Once you have assembled your emergency kit, you can maintain it and its contents by:

  • Replacing expired items with every check-up.
  • Keeping all canned food in a cool, dry place for their preservation.
  • Reconsidering and updating the contents of your kit at least once a year to match your family's changing needs.
  • Store all boxed foods in tightly sealed metal or plastic containers.

Having multiple kits prepared across various locations increases your chances of being prepared for a weather emergency, no matter where you are.

Consider keeping a bag at home, at work, and in the car for quick collection at convenient locations.

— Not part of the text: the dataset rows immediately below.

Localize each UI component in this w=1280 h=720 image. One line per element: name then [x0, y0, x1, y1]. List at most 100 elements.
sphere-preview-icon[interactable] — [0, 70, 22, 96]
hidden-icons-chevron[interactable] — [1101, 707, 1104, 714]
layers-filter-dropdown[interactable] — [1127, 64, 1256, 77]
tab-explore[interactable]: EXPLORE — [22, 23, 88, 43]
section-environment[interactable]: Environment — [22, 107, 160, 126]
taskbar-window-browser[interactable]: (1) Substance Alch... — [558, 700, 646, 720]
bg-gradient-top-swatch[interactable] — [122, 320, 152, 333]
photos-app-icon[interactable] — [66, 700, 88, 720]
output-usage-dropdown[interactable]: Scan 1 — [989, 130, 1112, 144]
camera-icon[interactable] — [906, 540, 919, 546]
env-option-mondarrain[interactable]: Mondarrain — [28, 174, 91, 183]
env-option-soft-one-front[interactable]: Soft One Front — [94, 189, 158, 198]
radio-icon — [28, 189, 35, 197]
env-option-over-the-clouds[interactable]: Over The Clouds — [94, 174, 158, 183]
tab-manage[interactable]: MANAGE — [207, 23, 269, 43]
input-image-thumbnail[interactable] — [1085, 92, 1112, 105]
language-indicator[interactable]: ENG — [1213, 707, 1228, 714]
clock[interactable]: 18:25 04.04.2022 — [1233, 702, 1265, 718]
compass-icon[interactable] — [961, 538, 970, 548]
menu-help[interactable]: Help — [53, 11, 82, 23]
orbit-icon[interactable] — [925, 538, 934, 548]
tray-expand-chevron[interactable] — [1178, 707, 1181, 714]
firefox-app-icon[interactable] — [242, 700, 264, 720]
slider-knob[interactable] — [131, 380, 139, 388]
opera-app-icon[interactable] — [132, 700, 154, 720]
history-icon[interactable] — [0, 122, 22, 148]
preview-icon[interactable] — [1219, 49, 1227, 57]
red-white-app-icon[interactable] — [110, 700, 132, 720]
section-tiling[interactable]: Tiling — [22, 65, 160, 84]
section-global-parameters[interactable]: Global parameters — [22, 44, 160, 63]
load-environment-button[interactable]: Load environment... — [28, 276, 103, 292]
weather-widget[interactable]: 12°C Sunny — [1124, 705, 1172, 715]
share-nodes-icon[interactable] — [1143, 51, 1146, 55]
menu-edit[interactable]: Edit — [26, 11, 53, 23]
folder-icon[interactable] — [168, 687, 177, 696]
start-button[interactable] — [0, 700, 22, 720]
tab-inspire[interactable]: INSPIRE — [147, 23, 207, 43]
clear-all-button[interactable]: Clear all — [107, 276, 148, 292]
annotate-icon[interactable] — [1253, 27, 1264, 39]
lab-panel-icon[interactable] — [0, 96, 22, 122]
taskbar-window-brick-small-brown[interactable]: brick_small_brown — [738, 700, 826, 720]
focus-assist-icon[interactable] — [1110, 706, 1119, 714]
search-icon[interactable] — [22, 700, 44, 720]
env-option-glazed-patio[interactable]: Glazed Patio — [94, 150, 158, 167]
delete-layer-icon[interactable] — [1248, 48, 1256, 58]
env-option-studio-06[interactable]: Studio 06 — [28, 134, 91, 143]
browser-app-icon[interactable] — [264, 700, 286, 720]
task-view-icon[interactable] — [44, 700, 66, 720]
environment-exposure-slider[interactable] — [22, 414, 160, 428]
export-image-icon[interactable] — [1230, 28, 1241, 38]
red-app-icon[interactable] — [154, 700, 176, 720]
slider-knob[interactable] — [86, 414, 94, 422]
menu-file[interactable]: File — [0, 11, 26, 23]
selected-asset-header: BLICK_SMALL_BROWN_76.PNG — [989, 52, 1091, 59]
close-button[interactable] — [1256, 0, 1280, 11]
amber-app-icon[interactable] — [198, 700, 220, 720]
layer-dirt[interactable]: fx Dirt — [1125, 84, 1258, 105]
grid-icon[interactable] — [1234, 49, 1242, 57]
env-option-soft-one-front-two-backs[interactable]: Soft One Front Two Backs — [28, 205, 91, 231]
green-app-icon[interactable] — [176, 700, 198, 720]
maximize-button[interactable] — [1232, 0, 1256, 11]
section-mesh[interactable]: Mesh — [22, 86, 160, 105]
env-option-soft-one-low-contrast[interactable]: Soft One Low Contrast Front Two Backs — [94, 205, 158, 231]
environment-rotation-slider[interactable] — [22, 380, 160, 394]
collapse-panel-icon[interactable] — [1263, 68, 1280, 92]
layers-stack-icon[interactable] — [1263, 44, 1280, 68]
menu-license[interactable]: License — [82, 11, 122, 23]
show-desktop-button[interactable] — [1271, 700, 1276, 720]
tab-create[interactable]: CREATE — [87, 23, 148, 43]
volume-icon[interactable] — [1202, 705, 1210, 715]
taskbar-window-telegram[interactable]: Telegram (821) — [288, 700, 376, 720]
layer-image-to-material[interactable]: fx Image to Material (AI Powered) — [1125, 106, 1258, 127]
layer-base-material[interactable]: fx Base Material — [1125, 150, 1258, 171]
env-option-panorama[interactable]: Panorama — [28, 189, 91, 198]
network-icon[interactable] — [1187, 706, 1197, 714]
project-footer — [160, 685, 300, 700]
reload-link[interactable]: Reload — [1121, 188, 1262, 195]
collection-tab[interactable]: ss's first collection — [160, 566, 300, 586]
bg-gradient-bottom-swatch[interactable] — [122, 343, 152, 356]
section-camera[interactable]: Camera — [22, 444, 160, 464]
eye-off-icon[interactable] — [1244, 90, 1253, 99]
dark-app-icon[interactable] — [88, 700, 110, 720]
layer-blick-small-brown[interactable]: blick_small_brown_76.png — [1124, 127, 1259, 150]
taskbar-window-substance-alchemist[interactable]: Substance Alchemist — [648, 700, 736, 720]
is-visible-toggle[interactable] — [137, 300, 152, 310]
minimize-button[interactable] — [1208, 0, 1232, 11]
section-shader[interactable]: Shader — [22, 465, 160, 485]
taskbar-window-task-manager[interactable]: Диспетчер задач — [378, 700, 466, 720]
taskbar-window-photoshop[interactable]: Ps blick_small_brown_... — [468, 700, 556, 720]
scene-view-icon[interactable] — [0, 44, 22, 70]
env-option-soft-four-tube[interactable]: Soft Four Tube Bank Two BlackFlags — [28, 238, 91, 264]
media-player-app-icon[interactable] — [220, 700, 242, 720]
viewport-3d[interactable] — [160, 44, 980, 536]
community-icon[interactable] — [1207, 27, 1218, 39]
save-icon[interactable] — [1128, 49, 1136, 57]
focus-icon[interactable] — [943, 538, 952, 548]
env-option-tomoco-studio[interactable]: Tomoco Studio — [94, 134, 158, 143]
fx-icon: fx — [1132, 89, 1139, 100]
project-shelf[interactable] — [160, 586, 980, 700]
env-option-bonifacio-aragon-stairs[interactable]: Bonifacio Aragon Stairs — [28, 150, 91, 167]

Your home kit should also be stored somewhere all family members know about and can easily access.

Community resources and support

If you need an extra hand in preparation for a weather emergency, there are community resources and support services available in most areas of Australia.

National initiatives like NRMA Insurance's Help Nation provide useful information for what to do in the case of an emergency happening to your community.

However, additional resources can be found through NGOs, emergency services, and community outreach programs.

Local emergency services are some of the first responders in the case of a weather event, so knowing how to contact them for aid is beneficial for your safety and a rapid response.

When working in collaboration with community centres and organisations, these services can also provide educational seminars and resources to residents.

By informing them of weather risks and how to mitigate them, many communities can be better prepared for different scenarios.

This need for preparation is summarised best by emergency kits, which provide the essentials for navigating any weather emergency.

By also providing specific kits for different weather scenarios, you can be ready at all times, no matter what Australia's climate throws at you.